Good Jasmine Pearls (AKA Jasmine Dragon Pearls or Mo Li Long Zhu in Mandarin) are hard to find.  Their production involves many stages of hand-processing.  Don’t be fooled into thinking that any tea labelled ‘Jasmine Pearls‘ are good – the name in itself doesn’t denote quality.  It almost guarantees a hand-rolled tea but says nothing about the quality of the tea material, workmanship, quality of the scenting process or the flowers which are used.

First and foremost, great Jasmine Pearls depend on an expert team of people.  Skilled and experienced growers, pickers, and rollers of the tea into small balls or ‘pearls.’  Tea production is so complex and difficult.  The weather can be bad and damage the quality of the leaves, the picking can have faults as can the quality and time taken over withering, firing, rolling, and drying.  Mistakes at any stage can be picked up in the taste of the tea.  This is what makes great land and great people so precious.  All our customers who buy our teas are actually supporting this tradition of expertise and quality and the livelihoods of the people we buy from.

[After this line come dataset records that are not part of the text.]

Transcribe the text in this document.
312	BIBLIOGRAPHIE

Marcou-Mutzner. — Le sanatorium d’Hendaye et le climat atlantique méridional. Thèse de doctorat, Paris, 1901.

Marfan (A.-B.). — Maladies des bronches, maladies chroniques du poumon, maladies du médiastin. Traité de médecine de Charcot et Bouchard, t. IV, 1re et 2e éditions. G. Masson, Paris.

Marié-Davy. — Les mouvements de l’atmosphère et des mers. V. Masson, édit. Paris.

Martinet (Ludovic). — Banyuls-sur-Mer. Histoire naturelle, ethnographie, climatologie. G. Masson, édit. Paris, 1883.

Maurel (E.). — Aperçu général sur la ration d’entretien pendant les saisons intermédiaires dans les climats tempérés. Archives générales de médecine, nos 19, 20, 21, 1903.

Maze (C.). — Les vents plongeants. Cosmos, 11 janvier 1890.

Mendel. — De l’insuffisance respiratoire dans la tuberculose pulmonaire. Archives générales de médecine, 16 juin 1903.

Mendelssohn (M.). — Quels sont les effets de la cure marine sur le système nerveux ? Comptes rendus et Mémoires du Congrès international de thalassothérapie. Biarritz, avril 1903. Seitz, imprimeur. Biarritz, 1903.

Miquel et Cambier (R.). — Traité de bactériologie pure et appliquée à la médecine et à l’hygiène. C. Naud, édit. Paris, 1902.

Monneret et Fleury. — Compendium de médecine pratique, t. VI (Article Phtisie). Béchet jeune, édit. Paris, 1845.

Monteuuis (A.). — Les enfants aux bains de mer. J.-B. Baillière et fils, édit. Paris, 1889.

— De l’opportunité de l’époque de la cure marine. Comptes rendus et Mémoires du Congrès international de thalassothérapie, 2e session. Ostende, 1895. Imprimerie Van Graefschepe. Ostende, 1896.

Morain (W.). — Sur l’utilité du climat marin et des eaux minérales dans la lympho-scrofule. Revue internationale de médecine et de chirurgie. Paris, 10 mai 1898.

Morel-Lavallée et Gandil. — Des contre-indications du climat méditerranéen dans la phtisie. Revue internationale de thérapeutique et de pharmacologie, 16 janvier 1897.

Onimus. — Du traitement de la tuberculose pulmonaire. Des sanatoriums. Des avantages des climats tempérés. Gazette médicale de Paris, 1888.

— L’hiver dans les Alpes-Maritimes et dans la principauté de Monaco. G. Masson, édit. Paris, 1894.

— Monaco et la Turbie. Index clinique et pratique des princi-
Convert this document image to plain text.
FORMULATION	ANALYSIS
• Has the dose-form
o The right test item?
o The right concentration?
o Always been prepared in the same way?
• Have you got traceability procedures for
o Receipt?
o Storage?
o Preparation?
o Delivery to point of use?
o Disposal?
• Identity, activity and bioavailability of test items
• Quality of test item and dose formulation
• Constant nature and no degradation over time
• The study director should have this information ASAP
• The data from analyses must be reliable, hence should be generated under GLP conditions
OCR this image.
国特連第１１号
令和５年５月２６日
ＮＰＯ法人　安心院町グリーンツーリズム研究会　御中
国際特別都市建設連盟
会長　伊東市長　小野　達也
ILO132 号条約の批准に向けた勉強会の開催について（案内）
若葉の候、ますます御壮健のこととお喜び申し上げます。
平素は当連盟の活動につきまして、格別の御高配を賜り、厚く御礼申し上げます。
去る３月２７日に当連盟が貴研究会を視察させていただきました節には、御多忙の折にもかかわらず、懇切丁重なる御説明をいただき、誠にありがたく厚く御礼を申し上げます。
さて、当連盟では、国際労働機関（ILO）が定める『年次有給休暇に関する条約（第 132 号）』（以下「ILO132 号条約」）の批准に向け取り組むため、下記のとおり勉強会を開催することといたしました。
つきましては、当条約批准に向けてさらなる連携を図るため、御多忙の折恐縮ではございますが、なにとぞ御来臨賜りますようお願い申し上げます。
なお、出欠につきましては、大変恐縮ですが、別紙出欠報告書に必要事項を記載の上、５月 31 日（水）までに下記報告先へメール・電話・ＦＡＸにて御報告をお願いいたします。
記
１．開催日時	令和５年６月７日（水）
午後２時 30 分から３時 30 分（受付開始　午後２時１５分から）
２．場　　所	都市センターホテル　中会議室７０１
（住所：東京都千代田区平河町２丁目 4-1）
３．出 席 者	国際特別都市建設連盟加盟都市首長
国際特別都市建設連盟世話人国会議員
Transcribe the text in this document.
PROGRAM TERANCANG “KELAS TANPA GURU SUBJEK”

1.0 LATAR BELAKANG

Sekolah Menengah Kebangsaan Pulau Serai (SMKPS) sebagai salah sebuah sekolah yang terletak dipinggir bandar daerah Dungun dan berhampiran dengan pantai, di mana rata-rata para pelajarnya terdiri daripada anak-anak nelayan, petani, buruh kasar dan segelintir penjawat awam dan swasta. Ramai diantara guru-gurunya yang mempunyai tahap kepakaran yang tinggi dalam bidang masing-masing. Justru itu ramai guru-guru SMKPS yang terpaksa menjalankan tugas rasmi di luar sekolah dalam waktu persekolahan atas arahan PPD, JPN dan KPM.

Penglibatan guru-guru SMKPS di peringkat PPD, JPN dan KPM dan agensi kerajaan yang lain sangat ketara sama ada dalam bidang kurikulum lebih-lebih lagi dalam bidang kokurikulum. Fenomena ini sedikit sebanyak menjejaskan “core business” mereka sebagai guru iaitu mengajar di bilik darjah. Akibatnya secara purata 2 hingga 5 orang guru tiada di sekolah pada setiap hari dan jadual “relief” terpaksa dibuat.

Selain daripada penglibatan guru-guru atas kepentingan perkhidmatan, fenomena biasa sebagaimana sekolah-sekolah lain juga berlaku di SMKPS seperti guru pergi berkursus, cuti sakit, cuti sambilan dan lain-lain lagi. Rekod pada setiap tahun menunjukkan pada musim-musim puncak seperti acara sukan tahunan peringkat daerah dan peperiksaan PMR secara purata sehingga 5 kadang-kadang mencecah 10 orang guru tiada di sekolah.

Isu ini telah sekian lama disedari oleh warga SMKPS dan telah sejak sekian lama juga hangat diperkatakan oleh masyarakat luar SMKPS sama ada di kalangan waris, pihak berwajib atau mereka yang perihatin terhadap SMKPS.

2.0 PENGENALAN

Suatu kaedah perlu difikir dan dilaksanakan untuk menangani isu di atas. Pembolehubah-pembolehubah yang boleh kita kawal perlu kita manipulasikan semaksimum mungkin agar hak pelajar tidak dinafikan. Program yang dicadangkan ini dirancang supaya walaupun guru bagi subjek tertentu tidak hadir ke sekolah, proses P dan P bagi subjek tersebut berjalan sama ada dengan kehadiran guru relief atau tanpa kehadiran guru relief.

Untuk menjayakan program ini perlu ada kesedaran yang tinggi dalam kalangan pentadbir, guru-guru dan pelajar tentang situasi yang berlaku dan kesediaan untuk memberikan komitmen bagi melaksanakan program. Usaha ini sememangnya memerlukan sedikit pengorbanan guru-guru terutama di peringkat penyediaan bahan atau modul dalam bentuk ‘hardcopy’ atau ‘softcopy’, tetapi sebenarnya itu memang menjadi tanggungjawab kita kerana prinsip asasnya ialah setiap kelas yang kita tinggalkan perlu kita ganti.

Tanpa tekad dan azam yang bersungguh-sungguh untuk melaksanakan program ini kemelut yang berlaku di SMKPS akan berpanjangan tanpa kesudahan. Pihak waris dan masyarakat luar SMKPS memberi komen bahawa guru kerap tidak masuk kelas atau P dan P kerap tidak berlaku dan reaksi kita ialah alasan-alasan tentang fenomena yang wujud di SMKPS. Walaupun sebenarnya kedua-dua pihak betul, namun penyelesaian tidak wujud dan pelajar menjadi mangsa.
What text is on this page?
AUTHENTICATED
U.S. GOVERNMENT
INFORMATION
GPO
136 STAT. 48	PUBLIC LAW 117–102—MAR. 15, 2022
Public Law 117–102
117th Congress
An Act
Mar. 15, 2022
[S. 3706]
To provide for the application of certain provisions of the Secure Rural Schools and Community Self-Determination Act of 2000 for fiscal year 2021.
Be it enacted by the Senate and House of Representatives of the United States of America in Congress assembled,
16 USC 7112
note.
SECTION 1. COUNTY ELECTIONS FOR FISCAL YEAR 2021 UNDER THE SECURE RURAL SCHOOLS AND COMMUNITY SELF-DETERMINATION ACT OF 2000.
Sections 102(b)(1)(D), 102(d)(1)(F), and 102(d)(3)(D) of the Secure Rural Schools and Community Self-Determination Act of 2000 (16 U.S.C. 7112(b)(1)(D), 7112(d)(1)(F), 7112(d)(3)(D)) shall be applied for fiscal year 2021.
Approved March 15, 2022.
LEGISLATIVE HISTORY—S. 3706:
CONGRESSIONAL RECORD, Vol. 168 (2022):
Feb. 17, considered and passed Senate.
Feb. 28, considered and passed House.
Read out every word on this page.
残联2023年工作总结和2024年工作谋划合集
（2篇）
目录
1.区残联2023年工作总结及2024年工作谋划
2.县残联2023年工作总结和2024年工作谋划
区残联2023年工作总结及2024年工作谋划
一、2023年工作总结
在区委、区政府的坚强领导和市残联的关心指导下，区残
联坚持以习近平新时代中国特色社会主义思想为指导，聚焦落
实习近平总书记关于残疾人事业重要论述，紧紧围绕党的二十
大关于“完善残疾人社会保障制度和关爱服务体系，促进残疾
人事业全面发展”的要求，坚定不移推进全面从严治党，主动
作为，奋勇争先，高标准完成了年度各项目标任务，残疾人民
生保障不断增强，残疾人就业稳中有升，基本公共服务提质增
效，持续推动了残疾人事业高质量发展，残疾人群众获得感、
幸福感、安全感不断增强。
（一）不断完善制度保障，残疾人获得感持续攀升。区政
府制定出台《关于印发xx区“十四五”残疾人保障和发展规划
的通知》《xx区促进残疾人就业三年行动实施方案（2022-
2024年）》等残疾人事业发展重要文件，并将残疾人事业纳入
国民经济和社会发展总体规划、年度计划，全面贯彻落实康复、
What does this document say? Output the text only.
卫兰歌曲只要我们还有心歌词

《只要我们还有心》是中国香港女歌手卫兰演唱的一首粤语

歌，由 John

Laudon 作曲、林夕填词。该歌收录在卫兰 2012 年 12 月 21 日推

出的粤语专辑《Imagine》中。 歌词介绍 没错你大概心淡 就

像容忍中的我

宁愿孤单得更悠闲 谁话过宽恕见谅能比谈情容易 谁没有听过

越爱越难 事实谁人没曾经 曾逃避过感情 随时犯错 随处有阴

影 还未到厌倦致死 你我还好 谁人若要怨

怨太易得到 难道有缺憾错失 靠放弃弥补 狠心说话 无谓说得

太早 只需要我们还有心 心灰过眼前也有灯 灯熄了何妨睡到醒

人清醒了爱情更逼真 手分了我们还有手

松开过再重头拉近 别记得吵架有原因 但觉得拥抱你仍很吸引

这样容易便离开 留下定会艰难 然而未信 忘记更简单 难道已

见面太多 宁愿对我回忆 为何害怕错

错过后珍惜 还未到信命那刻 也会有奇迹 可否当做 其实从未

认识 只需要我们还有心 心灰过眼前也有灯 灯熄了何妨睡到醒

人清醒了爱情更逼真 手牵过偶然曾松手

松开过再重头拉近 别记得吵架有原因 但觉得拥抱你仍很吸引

So this is how the green tea pearls, to be later scented with jasmine, are made. First, we select the raw leaf which for us has to be composed mainly of buds (tips) and a smaller number of top leaves.  I select tea at the optimum time of year, early spring, even though the scenting doesn’t take place until July or August.  The type of tea tree which is used is Fuan Da Hao although Fuding Da Bai and others can also be used.  The buds provide a thick body and sweetness, the top leaves provide flavour. First the tea is picked, withered and fired.Then, the moist tea buds are hand rolled into individual pearls.  each pearl is twisted into paper making up a ‘string of pearls’.  The paper maintains the shape of the pearl.

We will be posting a video of this process soon.  When you see experienced masters making these pearls you are shocked at how simple they make it look.  They pick up a few buds, roll them together between their fingers then twist them into the paper.

After wrapping the pearls in paper, they are left for a day to ‘set’ into their shape.  Afterwhich the paper is removed through a quick untwist and they are put into a drier at 80 degrees.So, all this and they have not even been scented yet.  I will take some photos and video of the scenting process when I am back in China in July.  Unfortunately I won’t be able to capture the unbeleiveable jasmine aromas on film but it is captured in the taste of the Jasmine Pearls.